Tunable ferroelectricity of group Ⅳ–Ⅵ nanowires under composition modulation

Abstract

Low dimensional ferroelectrics are anticipated to play a dominant role in micro/nano-electromechanical field. However, as their intrinsic size decreasing to one-dimension (1D), their ferroelectric polarization will weaken or even disappear, which severely limiting the further development of these promising materials. Therefore, it is of great significance to design one-dimensional ferroelectric materials with high-performance. In this work, first-principles calculations are employed to investigate the ferroelectricity and atomic configuration of MX (MX, M = Ge, Sn; X = S, Se) nanowires with composition tuning. Their ferroelectric characteristics, including spontaneous polarization Ps, transition barrier TL and TQ, Curie temperature Tc, as well as their stabilities, electronic structures, and transformation modes were systematically investigated. The findings indicate that their stability and forming tendency are strongly correlated with the bonding type.
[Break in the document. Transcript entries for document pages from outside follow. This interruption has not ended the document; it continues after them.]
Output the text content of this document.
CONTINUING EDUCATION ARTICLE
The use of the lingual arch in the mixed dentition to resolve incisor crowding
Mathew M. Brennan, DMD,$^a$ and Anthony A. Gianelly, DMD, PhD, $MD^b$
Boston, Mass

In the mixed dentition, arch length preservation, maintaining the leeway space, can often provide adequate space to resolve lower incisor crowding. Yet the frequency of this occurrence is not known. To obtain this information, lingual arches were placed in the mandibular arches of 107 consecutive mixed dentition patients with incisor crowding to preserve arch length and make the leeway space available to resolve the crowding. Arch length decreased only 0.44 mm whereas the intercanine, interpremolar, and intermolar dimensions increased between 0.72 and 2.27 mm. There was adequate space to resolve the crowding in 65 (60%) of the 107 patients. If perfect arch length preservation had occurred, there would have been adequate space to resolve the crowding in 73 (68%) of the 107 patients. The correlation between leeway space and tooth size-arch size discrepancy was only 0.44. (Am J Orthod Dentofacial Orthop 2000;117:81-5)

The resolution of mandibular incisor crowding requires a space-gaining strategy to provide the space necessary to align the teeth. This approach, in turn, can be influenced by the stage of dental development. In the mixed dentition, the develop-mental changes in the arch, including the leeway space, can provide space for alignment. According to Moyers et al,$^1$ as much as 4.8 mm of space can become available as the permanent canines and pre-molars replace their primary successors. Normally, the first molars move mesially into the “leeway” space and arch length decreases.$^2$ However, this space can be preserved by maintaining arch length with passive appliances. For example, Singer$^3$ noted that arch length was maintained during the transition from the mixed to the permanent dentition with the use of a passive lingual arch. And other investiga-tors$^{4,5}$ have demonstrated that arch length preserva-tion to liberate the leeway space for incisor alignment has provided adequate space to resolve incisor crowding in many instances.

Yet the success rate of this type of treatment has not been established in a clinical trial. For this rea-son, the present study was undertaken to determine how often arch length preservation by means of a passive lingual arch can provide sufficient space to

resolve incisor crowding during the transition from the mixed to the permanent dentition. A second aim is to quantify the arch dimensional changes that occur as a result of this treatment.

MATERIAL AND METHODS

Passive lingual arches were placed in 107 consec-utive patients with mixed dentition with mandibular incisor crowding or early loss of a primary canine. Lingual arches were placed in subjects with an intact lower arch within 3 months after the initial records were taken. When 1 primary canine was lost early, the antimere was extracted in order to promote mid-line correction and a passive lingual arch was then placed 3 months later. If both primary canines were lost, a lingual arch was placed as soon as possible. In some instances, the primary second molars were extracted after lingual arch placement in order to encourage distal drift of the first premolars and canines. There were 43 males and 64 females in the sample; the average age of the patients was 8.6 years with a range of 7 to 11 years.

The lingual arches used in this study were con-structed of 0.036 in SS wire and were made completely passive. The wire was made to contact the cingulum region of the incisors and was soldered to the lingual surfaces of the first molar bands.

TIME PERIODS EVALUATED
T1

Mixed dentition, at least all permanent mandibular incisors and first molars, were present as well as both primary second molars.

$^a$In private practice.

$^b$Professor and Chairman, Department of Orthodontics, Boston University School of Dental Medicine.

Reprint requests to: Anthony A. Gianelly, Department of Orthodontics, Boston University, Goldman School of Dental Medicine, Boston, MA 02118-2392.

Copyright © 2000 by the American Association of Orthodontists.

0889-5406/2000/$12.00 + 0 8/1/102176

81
Moreover, all nine nanowires retained nanowires exhibit intrinsic 1D ferroelectrics with the maximal Ps of 6.40×10−10C/m for GeS nanowire and the minimum Ps of 3.95×10−10C/m for SnSe nanowire. The obtained calculation results indicate that the ferroelectric properties can be tuned by alteration of composition, which holds significant implications for the design and performance enhancement of 1D ferroelectric materials.